Designer bin ich ununterbrochen. Ich beobachte Verhaltensweisen der Benutzer, der Menschen in meinem Umfeld, auch mich selbst. Es sind die »3 Kerneigenschaften für Design-Thinking«, die da zur Anwendung kommen.
Das ist ein Segen und ein Fluch, denn ich bin ja auch dann Servicedesigner, wenn ich bloß Kunde sein will. Zum Beispiel, wenn ich mit dem Zug verreise. Das probiere ich immer wieder (weil es ja den Klimawandel zu stoppen gilt), aber es wird einem nicht leicht gemacht. Zum Beispiel ist der neue Wiener Hauptbahnhof immer wieder gut, wenn es darum geht die Leistung eines Service-Lektors zu illustrieren. In zahlreichen meiner Vorträge muss er als Beispiel einer vertanen Chance herhalten.
Der »kleine Fehler« (der Rechtschreibfehler), der den Blick auf die großen Ungereimtheiten verstellt, war die Bezeichnung des Fahrkartenschalters. »War«, weil der mittlerweile behoben wurde.

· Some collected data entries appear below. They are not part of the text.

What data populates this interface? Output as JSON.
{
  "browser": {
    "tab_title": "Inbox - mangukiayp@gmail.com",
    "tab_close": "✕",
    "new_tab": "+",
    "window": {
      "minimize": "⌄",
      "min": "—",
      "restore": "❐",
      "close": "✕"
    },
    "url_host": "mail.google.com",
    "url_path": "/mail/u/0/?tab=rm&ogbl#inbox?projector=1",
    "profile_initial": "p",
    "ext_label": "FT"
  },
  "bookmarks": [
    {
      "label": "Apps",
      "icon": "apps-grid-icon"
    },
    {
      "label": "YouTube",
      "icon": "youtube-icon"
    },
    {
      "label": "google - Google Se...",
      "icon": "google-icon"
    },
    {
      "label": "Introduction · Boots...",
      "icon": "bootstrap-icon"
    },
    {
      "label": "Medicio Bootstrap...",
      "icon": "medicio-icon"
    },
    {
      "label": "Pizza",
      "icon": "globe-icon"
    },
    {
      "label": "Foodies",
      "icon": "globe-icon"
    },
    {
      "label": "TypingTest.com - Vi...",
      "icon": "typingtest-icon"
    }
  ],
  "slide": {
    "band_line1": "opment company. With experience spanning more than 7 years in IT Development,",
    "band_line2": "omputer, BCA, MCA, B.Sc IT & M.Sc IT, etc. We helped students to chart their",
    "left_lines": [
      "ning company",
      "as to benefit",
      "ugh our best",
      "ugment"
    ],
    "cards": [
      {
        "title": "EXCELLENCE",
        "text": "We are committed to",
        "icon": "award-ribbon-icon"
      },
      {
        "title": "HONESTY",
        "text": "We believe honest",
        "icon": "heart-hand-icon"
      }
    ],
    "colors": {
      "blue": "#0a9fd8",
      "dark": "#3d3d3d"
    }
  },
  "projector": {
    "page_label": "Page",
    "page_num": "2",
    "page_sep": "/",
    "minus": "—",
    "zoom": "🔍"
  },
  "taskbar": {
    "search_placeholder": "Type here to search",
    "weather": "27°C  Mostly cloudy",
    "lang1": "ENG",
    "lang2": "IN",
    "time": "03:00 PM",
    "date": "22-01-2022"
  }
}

Offensichtlich nutzt es, wenn man jahrelang in unterschiedlichen Vorträgen über Servicedesign, Managementdesign und Design-Thinking dieses Beispiel präsentiert. Irgendwann sitzt jemand im Publikum, der das ändern kann, entweder weil er jemanden kennt oder selbst dafür verantwortlich ist. Der Fahrkartenschalter war immer als »Reisezentrum« bezeichnet, dabei konnte man dort keine Reise buchen, sondern eben nur Fahrkarten kaufen. Englischsprachige Reisende hatten es leichter, denn die suchten (und fanden) die Beschriftung »Tickets«. Das war eindeutig und klar und weil die jüngeren Menschen heute sowieso alle Englisch sprechen ist das nicht gleich sichtbar gewesen. Der Service-Lektor hätte nun den Service-Autor (den Architekten und den Verantwortlichen ÖBB-Manager) gefragt, warum das »Reisezentrum« heißen soll und nicht kristallklar »Fahrkartenverkauf«. Ja, das klingt weniger sexy, aber es geht um einen Service.

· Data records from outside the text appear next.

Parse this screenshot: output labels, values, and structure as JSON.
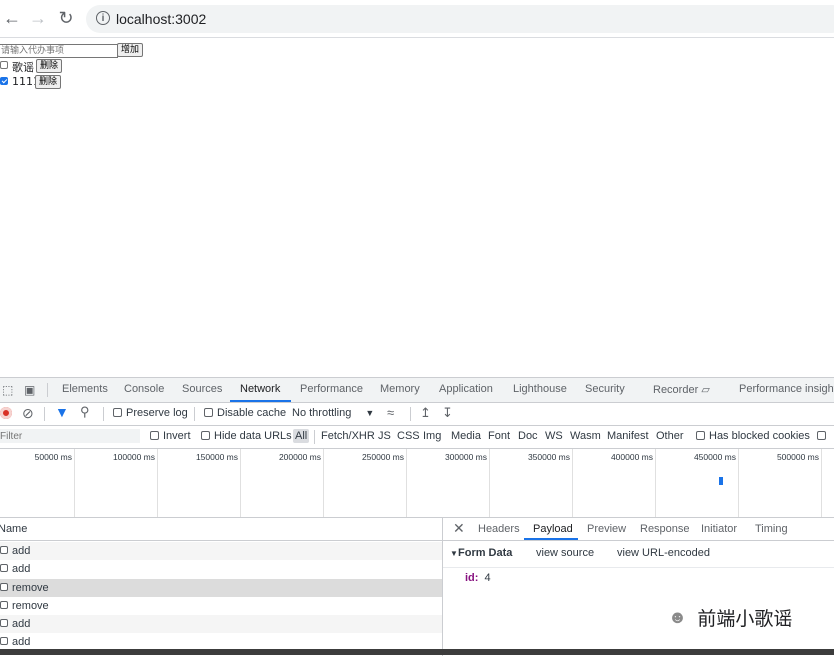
{
  "browser": {
    "url": "localhost:3002",
    "back_icon": "arrow-left",
    "forward_icon": "arrow-right",
    "reload_icon": "reload",
    "info_icon": "info"
  },
  "app": {
    "input_placeholder": "请输入代办事项",
    "add_label": "增加",
    "todos": [
      {
        "text": "歌谣",
        "checked": false,
        "delete_label": "删除"
      },
      {
        "text": "1111",
        "checked": true,
        "delete_label": "删除"
      }
    ]
  },
  "devtools": {
    "tabs": [
      "Elements",
      "Console",
      "Sources",
      "Network",
      "Performance",
      "Memory",
      "Application",
      "Lighthouse",
      "Security",
      "Recorder",
      "Performance insights"
    ],
    "active_tab": "Network",
    "toolbar": {
      "preserve_log": "Preserve log",
      "disable_cache": "Disable cache",
      "throttling": "No throttling"
    },
    "filter": {
      "placeholder": "Filter",
      "invert": "Invert",
      "hide_data_urls": "Hide data URLs",
      "types": [
        "All",
        "Fetch/XHR",
        "JS",
        "CSS",
        "Img",
        "Media",
        "Font",
        "Doc",
        "WS",
        "Wasm",
        "Manifest",
        "Other"
      ],
      "has_blocked_cookies": "Has blocked cookies"
    },
    "timeline_ticks": [
      "50000 ms",
      "100000 ms",
      "150000 ms",
      "200000 ms",
      "250000 ms",
      "300000 ms",
      "350000 ms",
      "400000 ms",
      "450000 ms",
      "500000 ms"
    ],
    "requests_header": "Name",
    "requests": [
      {
        "name": "add",
        "selected": false
      },
      {
        "name": "add",
        "selected": false
      },
      {
        "name": "remove",
        "selected": true
      },
      {
        "name": "remove",
        "selected": false
      },
      {
        "name": "add",
        "selected": false
      },
      {
        "name": "add",
        "selected": false
      }
    ],
    "detail_tabs": [
      "Headers",
      "Payload",
      "Preview",
      "Response",
      "Initiator",
      "Timing"
    ],
    "active_detail_tab": "Payload",
    "payload": {
      "section": "Form Data",
      "view_source": "view source",
      "view_url_encoded": "view URL-encoded",
      "key": "id:",
      "value": "4"
    }
  },
  "watermark": {
    "text": "前端小歌谣",
    "icon": "wechat-icon"
  },
  "colors": {
    "accent": "#1a73e8",
    "record_red": "#d93025",
    "selected_row": "#dcdcdc"
  }
}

Das war ein Auslöser. Am Hauptbahnhof gibt es aber noch ein paar Stilfehler, die man nicht mehr korrigieren kann – das Buch ist sozusagen schon gedruckt.
Der neue Hauptbahnhof ist ein Jammer. Welche Fragen stellte sich der zuständige Planer? Hatte er das große Bild im Kopf? Worum geht es bei einem Bahnhof? Verreisen und Ankommen, Fahrkarte kaufen, der Rest ist Zusatz.
Der Hauptbahnhof präsentiert sich hingegen als Shopping-Center mit angeschlossenem Bahnhof statt umgekehrt. Der repräsentative Eingang kann nur erlebt werden, wenn man mit der Straßenbahn, dem 13A-Autobus oder zu Fuß kommt; kommt man mit Auto (die Freunde bringen einem) oder Taxi oder mit der U-Bahn, dann betritt man den Bahnhof »von hinten«, vom Süden, unspektakulär, unübersichtlich oder von unten.
Wo kaufe ich Fahrkarten? Komme ich von unten ist es leicht, gleich rechts, aber für alle anderen am anderen Eingang – also quer durch den Bahnhof, besser gesagt, quer durch das Shopping-Center marschieren, Karten im Reisezentrum kaufen (nein, jetzt bei »Fahrkarten«) und dann wieder retour. Wir hätten das im Lektorat besprechen können.
Der Westbahnhof ist wesentlich besser angelegt – leider auch etwas verwässert, weil der Haupteingang nicht für Privatautos zugängig ist, die dürfen am Vorplatz nicht vorfahren, um Verwandte ein- und aussteigen zu lassen, aber die meisten Menschen kommen von dort in den Bahnhof: Taxi, U-Bahn, Straßenbahn, zu Fuß. Man geht über den Vorplatz, kommt in den Kassensaal, kauft seine Fahrkarte und geht dann hinauf zu den Gleisen, den Bahnsteigen.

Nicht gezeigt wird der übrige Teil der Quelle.